The next morning when Persephone awoke, she was surprised to find that she was at home in her own bed. A morning breeze blew in through the open window, fluttering the curtains and lending a slight chill to the room.

Persephone stretched her arms up over head and threw off the heavy comforter. She swung her legs out and shuttered as she let her bare feet touch the cold wooden floor of her bedroom. She dashed across to the bureau and quickly pulled on a pair of socks.

She next ran over to shut the open window against the chill, taking a moment to look out through the glass to the edge of the forest far in the distance on the edge of town. Had he carried her here after she'd fallen asleep? How long had she slept? It felt to her like only seconds before she had been in his arms, listening to his heavy breathing, to the strong beating of his heart.

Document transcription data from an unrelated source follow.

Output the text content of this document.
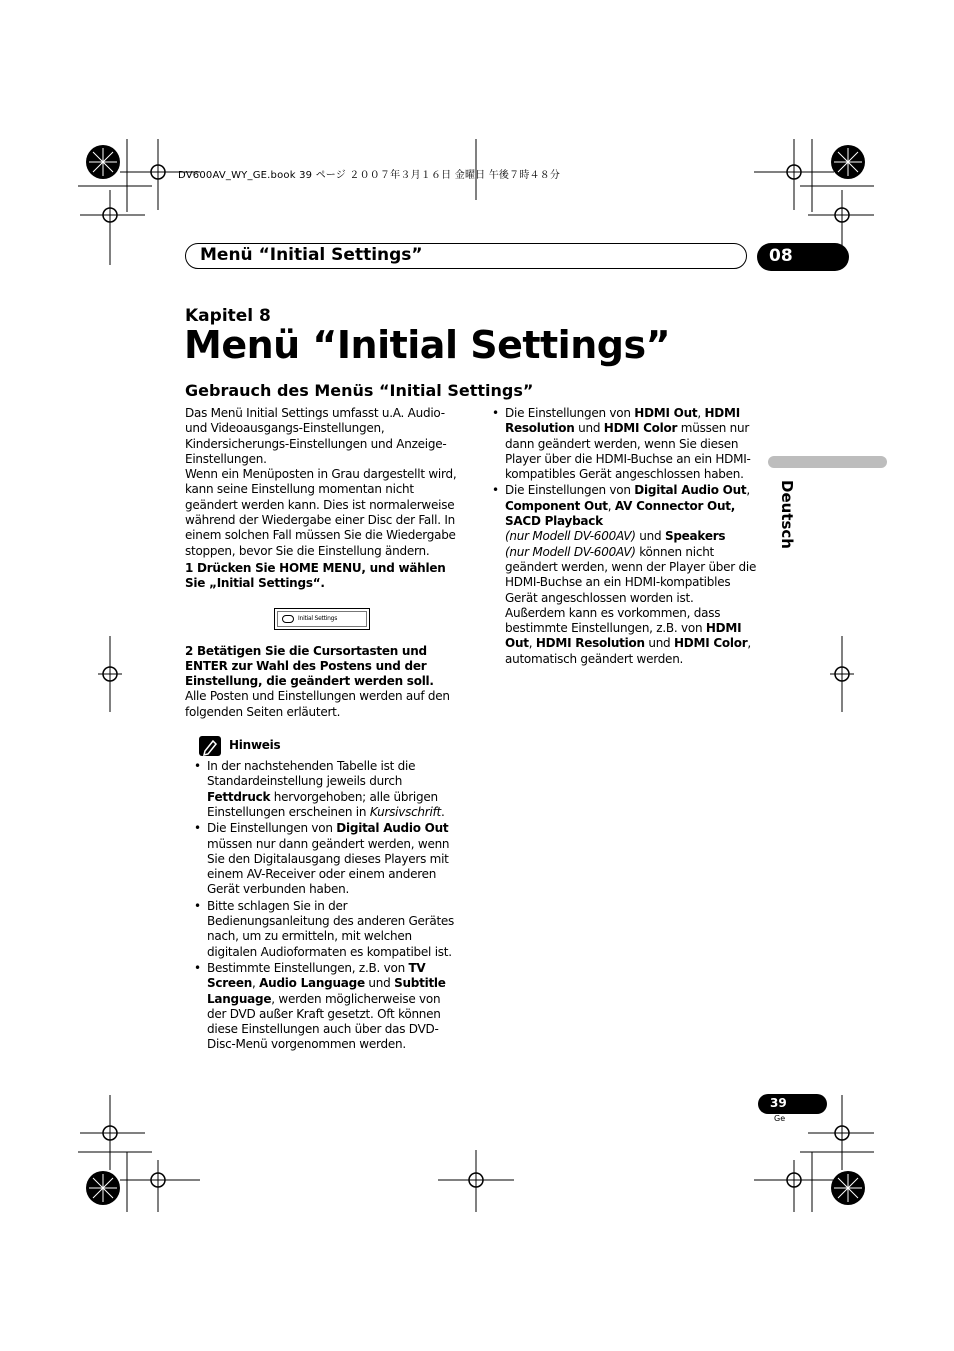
DV600AV_WY_GE.book 39 ページ ２００７年３月１６日 金曜日 午後７時４８分
Menü “Initial Settings”	08
Kapitel 8
Menü “Initial Settings”
Gebrauch des Menüs “Initial Settings”

Das Menü Initial Settings umfasst u.A. Audio- und Videoausgangs-Einstellungen, Kindersicherungs-Einstellungen und Anzeige-Einstellungen.

Wenn ein Menüposten in Grau dargestellt wird, kann seine Einstellung momentan nicht geändert werden kann. Dies ist normalerweise während der Wiedergabe einer Disc der Fall. In einem solchen Fall müssen Sie die Wiedergabe stoppen, bevor Sie die Einstellung ändern.

1 Drücken Sie HOME MENU, und wählen Sie „Initial Settings“.

Initial Settings

2 Betätigen Sie die Cursortasten und ENTER zur Wahl des Postens und der Einstellung, die geändert werden soll.

Alle Posten und Einstellungen werden auf den folgenden Seiten erläutert.

Hinweis
• In der nachstehenden Tabelle ist die Standardeinstellung jeweils durch Fettdruck hervorgehoben; alle übrigen Einstellungen erscheinen in Kursivschrift.
• Die Einstellungen von Digital Audio Out müssen nur dann geändert werden, wenn Sie den Digitalausgang dieses Players mit einem AV-Receiver oder einem anderen Gerät verbunden haben.
• Bitte schlagen Sie in der Bedienungsanleitung des anderen Gerätes nach, um zu ermitteln, mit welchen digitalen Audioformaten es kompatibel ist.
• Bestimmte Einstellungen, z.B. von TV Screen, Audio Language und Subtitle Language, werden möglicherweise von der DVD außer Kraft gesetzt. Oft können diese Einstellungen auch über das DVD-Disc-Menü vorgenommen werden.
• Die Einstellungen von HDMI Out, HDMI Resolution und HDMI Color müssen nur dann geändert werden, wenn Sie diesen Player über die HDMI-Buchse an ein HDMI-kompatibles Gerät angeschlossen haben.
• Die Einstellungen von Digital Audio Out, Component Out, AV Connector Out, SACD Playback
(nur Modell DV-600AV) und Speakers
(nur Modell DV-600AV) können nicht geändert werden, wenn der Player über die HDMI-Buchse an ein HDMI-kompatibles Gerät angeschlossen worden ist.
Außerdem kann es vorkommen, dass bestimmte Einstellungen, z.B. von HDMI Out, HDMI Resolution und HDMI Color, automatisch geändert werden.
Deutsch
39
Ge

She looked out into the street of the village to see some of the shutters of the neighboring houses just being opened to let in the daylight. The baker, with his cart of fresh rolls and bread loaves was following the milk man as they traveled up the street. She quickly dressed and went down to buy a liter and two loaves for the day.

She'd paid the baker for the bread and was turning, putting her change back in her little coin purse to run smack into the broad chest of Philip, the woodsman's son. Who caught the purse when she dropped it and the liter of milk before it could hit the ground.

"You should be more careful, Persephone." He took the two loaves of bread which she had managed to save on her own and handed her back her change purse. "Can I help you inside with these?"

"Well, I could have managed on my own."

"I'm sure you could have." He stepped out of the way and let her open and pass through the gate before following. "It wasn't my intention to startle you. I was merely in the neighborhood."

"You live in the neighborhood, Philip." She opened the door to the house and held it for him.

"Yes," he smiled, passing through. "That would explain why I was in it at such an early hour. But I saw you and thought I'd just say hello. Where should I?"

"On the table."

"Right." He placed the groceries on the table and then, awkwardly, removed his hat. "You look very pretty this morning," he said. "Would you like to go with me for a walk in the square?"

"In the square? Why?"

"For the fun of it."

"What's fun about walking through the square?"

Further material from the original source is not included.